In Korematsu Lecture, Judge Edward Chen examines the lessons of Korematsu v. US for today

In the 2021 Fred T. Korematsu Lecture, Judge Edward Chen of the Northern District of California returned to the case that gave the lecture series its name. As an attorney with the American Civil Liberties Union, Chen was part of the legal team that successfully challenged Fred Korematsu’s World War II-era conviction for violating the US government order that interned Japanese Americans. In his remarks on March 15, Chen traced the history of Korematsu v. United States and related cases—including Hirabayashi v. US, a US Supreme Court decision upholding a curfew for Japanese Americans—and discussed the lessons they offer in the continuing struggle for racial justice.

Man on bench
Fred Korematsu

Hosted by the Asian-Pacific American Law Students Association, the Korematsu Lecture series presents Asian American perspectives on the law and honors Asian Americans who have contributed to the development of the law.

When the Supreme Court upheld Korematsu’s conviction in 1944, Chen said, it accepted the government’s arguments that “military urgency” justified the detention of US citizens of Japanese ancestry.

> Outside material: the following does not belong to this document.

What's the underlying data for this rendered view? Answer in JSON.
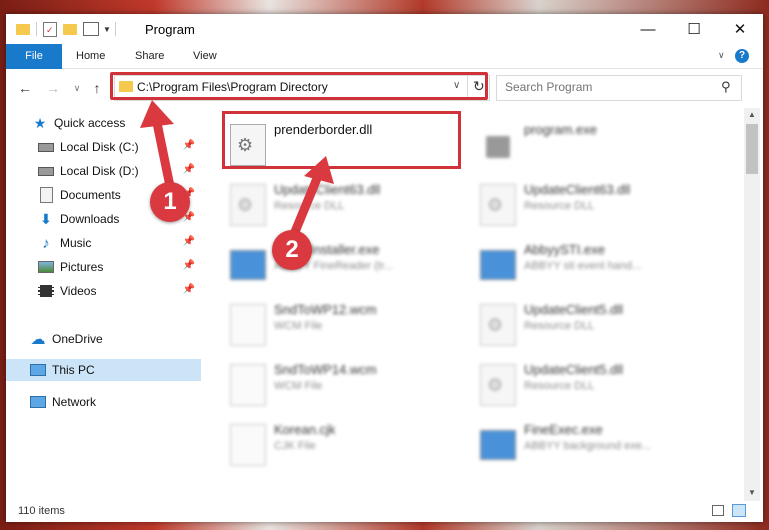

But, he recounted, decades later documents surfaced in the National Archives that showed that the claims of military necessity were unsupported and that government attorneys had suppressed this evidence. In 1983, federal district judge Marilyn Hall Patel granted Fred Korematsu’s petition for a writ of coram nobis to overturn his conviction.

“The courtroom that day was packed with hundreds of former internees and their families,” Chen recalled, “and you could feel the weight of history being lifted off their shoulders.”

Selected remarks:

Edward Chen: “Invited to speak in court by Judge Patel, Fred Korematsu addressed the court for the first time in 40 years.… ‘According to the Supreme Court decision regarding my case, being an American citizen was not enough. They say you have to look like one; otherwise, they say, you can’t tell the difference between a loyal and disloyal Americans. I thought that decision was wrong, and I still feel that way. As long as my record stands in federal court, any American citizen can be held in prison or concentration camps without a trial or hearing if they look like the enemy. Therefore I would like to see the government admit that they were wrong and to do something about it, so that this will never happen again to any American citizen of any race, creed, or color.’” 

Chen: “Today we witness the alarming escalation of hate crimes directed at Asian Americans blamed for the quote China virus pandemic. In the Bay Area, the community is reeling from the death just last week of an elderly Chinese man who died from injuries suffered from an unprovoked assault in Oakland’s Chinatown. Hate-inspired messaging is easily aroused, as Asian Americans have long been characterized as them, not us—perpetual foreigners who could never be full Americans, just as Justice [Harlan Fiske] Stone described Japanese-Americans in Hirabayashi.

Chen: “What if there had been a Japanese American sitting on the Supreme Court? Could the Supreme Court have made the sweeping statements about the inherent disloyalty of Japanese Americans, and why it’s dangerous to send your kids to Japanese language schools? I mean, it demonstrates a simple point that hopefully when you have courts that reflect the cross-section of our society, whether it’s demographically in terms of gender, in terms of race, in terms of socioeconomic background and other things, one would suspect that you would get an enriched deliberative process.”